Newly elected BC Liberal leader Andrew Wilkinson called the announcement disappointing, and argued ICBC is in such poor shape the government should be re-examining the entire system.

"The goal is to serve motorists with reduced premiums and to get better compensation for victims, and they've accomplished neither of those things," Wilkinson said.

"It's a state-run monopoly and it's time to re-examine the whole thing."

But despite the insurer's massive losses, which the NDP has blamed squarely on years of mismanagement under the BC Liberals, Eby said privatization is strictly off the table.

"Intriguingly, the people that drove ICBC into the tree [are] now standing on the sidelines insisting that the fix should have happened sooner and suggesting that maybe we should sell the car," he said. "But with the damages done, we will repair ICBC, we will get it back on track."

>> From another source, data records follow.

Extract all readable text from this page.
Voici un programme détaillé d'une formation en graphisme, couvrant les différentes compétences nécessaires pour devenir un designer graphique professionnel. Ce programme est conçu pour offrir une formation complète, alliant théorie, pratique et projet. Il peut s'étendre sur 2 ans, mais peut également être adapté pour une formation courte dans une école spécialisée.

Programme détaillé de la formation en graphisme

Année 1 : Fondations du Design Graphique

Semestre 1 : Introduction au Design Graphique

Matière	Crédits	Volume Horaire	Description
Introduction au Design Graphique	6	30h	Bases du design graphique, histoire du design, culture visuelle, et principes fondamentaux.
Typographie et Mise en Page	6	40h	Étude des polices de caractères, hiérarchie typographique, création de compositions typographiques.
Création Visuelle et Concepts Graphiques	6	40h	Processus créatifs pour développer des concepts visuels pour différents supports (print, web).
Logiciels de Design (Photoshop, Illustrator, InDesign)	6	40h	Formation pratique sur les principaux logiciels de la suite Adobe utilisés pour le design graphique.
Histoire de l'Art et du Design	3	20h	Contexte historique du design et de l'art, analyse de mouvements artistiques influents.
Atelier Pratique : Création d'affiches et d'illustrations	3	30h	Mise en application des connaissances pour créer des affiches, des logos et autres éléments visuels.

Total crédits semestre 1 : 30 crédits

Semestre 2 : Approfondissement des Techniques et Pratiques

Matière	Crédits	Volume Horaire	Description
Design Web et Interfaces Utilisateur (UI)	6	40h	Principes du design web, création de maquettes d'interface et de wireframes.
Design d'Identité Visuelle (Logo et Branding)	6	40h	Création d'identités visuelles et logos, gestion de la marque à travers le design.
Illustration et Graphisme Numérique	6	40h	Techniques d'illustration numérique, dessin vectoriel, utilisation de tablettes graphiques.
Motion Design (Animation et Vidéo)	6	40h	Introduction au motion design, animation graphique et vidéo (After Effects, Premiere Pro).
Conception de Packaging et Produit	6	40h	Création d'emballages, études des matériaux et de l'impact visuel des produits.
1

Eby noted that Ontario, which is already under a private insurance system, pays the highest rates in Canada, and argued unaffordable premiums were the reason B.C.'s first NDP government created ICBC back in the 1970s.

"Many British Columbians were paying astronomical rates," Eby said. "I don't think privatization is the answer here."

Last year, shortly after taking over government, the NDP announced a 6.4 per cent hike to basic ICBC premiums. The changes amount to an extra $57 per year for the average driver with basic coverage and $130 a year for the average driver using blended coverage.

Given how long it will take to implement the new cap and dispute resolution system, Eby could not say definitively that rate payers won't be seeing another significant hike before ICBC's financial situation improves.

"My goal is to get rate increases down to inflationary increases and that is what these reforms are aimed at. There will be, I'm sure, additional increases because costs at ICBC are increasing," he said.

The government said it is also working on other measures aimed at fixing ICBC's finances, which will be rolled out over the coming weeks and months.